19 pointsby birdculture19 days ago3 comments
  • whalesalad19 days ago
    My personal experience is quite the opposite. A junior developer with AI is dangerous, and will produce a large amount of work that isn't well architected and will require substantial review and correction. It is easier for me to leverage coding agents to get shit done than it is to even explain what is needed in terms that a junior can run with.
    • johannsg19 days ago
      I don’t think the article is suggesting this at all. My takeaway from it (and my own view) is that we need to continue hiring, developing, and growing talent as we have in the past.

      Today’s AI tools can generate working code, but it is often difficult to maintain -- especially as a codebase becomes large and complex.

      Junior engineers working within a team, alongside senior engineers, with proper guidance and mentorship -- and while learning how to effectively use the current generation of AI tools -- are exactly what the industry needs to avoid a talent shortage in the not-too-distant future.

    • greggoB19 days ago
      It's always been easier for more senior/experienced engineers to do things themselves instead of guiding juniors. Your comment doesn't really detail how this is different with AI in the picture.
    • nextlevelwizard19 days ago
      You don’t scale even with agents you just don’t.
      • bravetraveler19 days ago
        Something something, threading isn't parallelism
  • basiliobeltran19 days ago
    [dead]
  • wesselbindt19 days ago
    Call me conservative, but between writing an article against TDD where the main argument was "I don't like the people who do TDD", his opinion on typescript, and the article he wrote on London not being great because it has only 30% whites, I find DHH not really worth listening to. I know, I know, ad hominem, but there's only so much I can read in my life and I have to filter it down somehow. I find that filtering out people who've written a lot of stupid stuff in the past works well for me.
    • itisit19 days ago
      DHH’s argument was about rapid demographic change and loss of a majority culture, grounded (rightly or wrongly) in concerns about social cohesion. An argument you can disagree with, but not reduce to racial preference without distortion.
      • wesselbindt17 days ago
        Fair point, as can be seen from this quote here (emphasis mine):

        > London is no longer the city I was infatuated with in the late ’90s and early 2000s. _Chiefly because it’s no longer full of native Brits_. In 2000, more than sixty percent of the city were native Brits. By 2024, that had dropped to about a third. A statistic as evident as day when you walk the streets of London now.
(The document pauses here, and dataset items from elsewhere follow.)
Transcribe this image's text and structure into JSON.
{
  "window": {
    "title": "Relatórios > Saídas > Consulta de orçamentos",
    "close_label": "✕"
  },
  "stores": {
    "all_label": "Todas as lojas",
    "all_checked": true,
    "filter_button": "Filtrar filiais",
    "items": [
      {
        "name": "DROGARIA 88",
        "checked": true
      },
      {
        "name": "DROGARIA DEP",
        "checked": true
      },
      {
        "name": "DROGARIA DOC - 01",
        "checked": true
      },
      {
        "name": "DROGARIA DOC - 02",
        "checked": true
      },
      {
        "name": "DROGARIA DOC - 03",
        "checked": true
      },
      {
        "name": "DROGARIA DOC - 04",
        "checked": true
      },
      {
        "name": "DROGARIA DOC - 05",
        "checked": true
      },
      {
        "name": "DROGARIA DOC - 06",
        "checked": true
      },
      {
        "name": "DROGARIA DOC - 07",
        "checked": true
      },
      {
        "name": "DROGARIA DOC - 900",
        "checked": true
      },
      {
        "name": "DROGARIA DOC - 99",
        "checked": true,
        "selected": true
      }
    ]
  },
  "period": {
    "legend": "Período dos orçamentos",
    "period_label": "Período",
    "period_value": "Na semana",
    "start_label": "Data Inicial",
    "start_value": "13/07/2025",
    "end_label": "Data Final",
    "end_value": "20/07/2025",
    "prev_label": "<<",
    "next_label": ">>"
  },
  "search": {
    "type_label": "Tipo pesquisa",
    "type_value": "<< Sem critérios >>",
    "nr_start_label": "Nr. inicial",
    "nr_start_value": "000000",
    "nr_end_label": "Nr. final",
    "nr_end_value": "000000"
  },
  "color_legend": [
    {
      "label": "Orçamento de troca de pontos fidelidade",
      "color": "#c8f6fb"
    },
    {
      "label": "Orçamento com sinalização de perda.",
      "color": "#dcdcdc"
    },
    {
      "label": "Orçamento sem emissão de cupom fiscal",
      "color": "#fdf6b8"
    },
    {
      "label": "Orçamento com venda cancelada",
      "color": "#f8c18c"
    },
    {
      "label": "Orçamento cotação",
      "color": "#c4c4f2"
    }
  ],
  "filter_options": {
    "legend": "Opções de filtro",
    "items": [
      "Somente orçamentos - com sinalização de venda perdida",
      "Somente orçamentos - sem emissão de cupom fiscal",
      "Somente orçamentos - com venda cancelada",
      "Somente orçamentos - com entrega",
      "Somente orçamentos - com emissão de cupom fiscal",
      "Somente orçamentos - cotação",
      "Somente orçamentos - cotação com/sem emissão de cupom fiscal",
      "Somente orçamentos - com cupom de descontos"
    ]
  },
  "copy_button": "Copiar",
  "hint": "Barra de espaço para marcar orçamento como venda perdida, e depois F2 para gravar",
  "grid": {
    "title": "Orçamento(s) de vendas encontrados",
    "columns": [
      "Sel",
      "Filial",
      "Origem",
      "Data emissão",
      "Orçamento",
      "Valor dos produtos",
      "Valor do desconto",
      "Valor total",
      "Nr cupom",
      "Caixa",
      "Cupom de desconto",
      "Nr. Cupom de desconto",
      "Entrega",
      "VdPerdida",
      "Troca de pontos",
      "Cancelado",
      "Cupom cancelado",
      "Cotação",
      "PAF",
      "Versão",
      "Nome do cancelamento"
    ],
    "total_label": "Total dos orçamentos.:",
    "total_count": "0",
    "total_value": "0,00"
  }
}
        Here it clear that the thing you refer to as majority culture, DHH refers to as "native Brit". So what majority culture is he talking about that dropped from about 60 to about 30% in that time? Helpfully, DHH links to a wikipedia page on the ethnic makeup of London to clarify his point. The group that dropped from 60 to 30 is that of native white Brits. So the majority culture he's explicitly referring to is that of native white Brits. Don't piss on my leg and tell me it's raining.

        • itisit16 days ago
          You’re doing it again. You’re taking a descriptive proxy he used and treating it as dispositive evidence of motive, instead of engaging the underlying claim about what happens when a historically dominant, locally rooted culture ceases to be a majority.
          • wesselbindt8 days ago
            So someone says they think a place got worse because it has fewer whites than it used to, and I'm somehow in the wrong for interpreting that as them finding a place worse because it has fewer whites. Check. Very clear. Thank you for the explanation.